In his excellent, short book The Heart
of Christianity, Marcus Borg writes about
this eighth chapter of Mark with warnings
of trouble, mention of the cross and the
instruction that those who want go gain
life must loose it. Borg concludes : “For
Mark ( and for Matthew and Like, who repeat
and amplify this pattern), the way, the
path of personal transformation, is the
path of death and resurrection.” (The
Heart of Christianity, p.109) The path of
dying and rising is what it means to be
born again. As Borg writes, “To be
born again involves dying to the false self,
to that identity, to that way of being,
and to be born into the identity centered
in the Spirit, in Christ, in God. It is
the process of internal redefinition of
he self whereby a real person is born within
us.” (p.117)
This death and resurrection can be tough
stuff, marvelous and life giving but also
tough at times. I remember an African American
pastor in a poor Buffalo neighbourhood saying
that we white folks just don’t understand
their worship. He said, “We gather
and sing for 20 or 30 minutes just to warm
up. It takes that long to sing the slave
out of our spirit in order for us to be
free people to worship God.”
For some it takes years of therapy and
help to work the death out of life in order
to have the ability to embrace the life,
waiting to be born. For others prayer is
the key. The Spirit is at the center of
it all, working with each of us, labouring
to the ends that life may be born from all
the dead places of our existence.
We shake off death to make room for life.

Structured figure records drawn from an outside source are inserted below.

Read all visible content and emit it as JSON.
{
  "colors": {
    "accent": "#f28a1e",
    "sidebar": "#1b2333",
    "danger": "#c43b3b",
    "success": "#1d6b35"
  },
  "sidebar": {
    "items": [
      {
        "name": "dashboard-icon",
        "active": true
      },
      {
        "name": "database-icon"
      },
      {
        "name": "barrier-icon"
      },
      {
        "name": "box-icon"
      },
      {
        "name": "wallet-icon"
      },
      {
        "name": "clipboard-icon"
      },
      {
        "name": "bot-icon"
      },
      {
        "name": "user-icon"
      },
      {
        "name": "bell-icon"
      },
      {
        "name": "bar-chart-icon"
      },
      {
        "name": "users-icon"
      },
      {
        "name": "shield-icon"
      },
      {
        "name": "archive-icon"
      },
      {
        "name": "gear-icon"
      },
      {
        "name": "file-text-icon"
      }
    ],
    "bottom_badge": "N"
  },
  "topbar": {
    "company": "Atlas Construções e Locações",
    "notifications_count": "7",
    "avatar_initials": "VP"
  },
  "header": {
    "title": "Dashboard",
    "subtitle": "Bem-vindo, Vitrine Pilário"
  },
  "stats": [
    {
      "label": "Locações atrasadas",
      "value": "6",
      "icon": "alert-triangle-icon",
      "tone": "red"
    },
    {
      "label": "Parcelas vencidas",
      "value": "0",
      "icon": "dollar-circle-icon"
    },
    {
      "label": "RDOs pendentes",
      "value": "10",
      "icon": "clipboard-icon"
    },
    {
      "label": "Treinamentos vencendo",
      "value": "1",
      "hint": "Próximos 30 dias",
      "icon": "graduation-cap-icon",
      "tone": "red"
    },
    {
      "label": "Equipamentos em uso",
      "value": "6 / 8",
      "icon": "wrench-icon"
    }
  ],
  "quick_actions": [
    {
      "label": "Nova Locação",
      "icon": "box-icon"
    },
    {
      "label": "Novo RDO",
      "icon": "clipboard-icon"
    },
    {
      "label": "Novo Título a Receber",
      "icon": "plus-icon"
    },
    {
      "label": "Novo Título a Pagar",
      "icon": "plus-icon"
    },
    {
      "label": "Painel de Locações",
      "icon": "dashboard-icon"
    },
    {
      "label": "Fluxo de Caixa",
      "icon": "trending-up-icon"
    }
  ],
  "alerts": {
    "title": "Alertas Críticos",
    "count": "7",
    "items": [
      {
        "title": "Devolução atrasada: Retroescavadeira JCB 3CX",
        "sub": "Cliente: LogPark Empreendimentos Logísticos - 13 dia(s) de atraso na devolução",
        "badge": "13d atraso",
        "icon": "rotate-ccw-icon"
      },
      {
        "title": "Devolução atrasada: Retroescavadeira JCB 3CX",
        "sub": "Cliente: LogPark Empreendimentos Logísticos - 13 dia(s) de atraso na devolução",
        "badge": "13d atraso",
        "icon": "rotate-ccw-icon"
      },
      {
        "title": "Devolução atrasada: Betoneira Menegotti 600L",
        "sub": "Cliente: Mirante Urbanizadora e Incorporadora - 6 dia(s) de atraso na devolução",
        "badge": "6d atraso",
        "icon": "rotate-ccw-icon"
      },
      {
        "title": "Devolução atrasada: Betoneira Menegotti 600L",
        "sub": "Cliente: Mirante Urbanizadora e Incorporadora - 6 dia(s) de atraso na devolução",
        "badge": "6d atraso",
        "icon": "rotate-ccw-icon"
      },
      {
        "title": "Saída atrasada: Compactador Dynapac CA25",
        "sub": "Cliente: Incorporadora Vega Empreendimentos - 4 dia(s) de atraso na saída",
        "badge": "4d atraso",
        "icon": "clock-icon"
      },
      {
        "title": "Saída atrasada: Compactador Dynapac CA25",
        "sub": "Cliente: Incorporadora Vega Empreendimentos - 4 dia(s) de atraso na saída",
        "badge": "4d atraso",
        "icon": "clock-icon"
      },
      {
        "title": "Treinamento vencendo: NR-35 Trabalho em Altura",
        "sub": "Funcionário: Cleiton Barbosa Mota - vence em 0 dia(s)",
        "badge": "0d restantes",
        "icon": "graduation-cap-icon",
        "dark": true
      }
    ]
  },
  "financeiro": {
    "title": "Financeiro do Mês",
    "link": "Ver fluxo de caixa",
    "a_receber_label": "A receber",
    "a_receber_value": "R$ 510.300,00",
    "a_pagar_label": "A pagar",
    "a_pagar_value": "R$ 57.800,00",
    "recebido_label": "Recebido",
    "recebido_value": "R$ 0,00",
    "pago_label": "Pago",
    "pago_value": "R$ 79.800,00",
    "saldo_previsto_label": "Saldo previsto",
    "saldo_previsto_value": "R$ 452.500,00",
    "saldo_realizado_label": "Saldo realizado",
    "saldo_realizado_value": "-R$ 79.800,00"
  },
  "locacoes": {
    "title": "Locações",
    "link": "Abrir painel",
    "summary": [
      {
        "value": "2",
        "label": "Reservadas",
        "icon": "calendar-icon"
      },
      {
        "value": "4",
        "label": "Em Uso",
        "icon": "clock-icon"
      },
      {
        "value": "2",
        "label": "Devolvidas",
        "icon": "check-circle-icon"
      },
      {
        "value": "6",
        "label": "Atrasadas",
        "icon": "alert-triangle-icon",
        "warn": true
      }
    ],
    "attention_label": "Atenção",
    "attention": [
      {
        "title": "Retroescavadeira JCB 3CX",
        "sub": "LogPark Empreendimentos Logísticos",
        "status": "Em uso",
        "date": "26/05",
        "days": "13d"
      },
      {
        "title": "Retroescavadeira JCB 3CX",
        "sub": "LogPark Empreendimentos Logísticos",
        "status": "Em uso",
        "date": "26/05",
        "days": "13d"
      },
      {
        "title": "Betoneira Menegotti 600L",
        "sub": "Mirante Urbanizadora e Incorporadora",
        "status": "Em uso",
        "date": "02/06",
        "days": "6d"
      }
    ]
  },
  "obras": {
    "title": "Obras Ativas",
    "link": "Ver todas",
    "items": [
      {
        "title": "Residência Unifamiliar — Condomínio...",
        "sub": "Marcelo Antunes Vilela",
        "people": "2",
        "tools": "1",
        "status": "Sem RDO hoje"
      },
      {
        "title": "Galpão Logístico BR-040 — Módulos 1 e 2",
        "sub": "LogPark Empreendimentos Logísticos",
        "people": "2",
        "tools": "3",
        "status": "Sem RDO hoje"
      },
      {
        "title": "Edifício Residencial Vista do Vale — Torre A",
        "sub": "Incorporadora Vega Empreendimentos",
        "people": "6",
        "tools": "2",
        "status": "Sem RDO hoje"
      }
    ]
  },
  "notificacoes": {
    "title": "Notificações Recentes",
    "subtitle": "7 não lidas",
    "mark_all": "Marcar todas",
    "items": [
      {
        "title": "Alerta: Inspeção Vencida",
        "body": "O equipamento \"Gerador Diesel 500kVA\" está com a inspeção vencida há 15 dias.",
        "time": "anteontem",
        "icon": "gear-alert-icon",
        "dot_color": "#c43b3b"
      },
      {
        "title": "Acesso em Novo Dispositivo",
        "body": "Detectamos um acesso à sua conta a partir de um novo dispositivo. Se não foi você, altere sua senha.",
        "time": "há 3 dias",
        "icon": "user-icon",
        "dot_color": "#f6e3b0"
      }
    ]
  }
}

With God’s spirit we move through
fear, let it go and embrace hope. We wrestle
with the death of insecurity, let it die
away so that we can embrace confidence for
living. Yes, we take on death. We face the
death of anger and hate, choosing to live
instead in a new way. We shake off the death
of greed in order to live generously. We
face the corporate death of blind, uncritical
nationalism so that we can live within God’s
kingdom. And we gather her to lose our lives
within the story of Jesus, the story of
death and resurrection. We lose ourselves
within this story in order to take on new
life, losing life in order to gain it.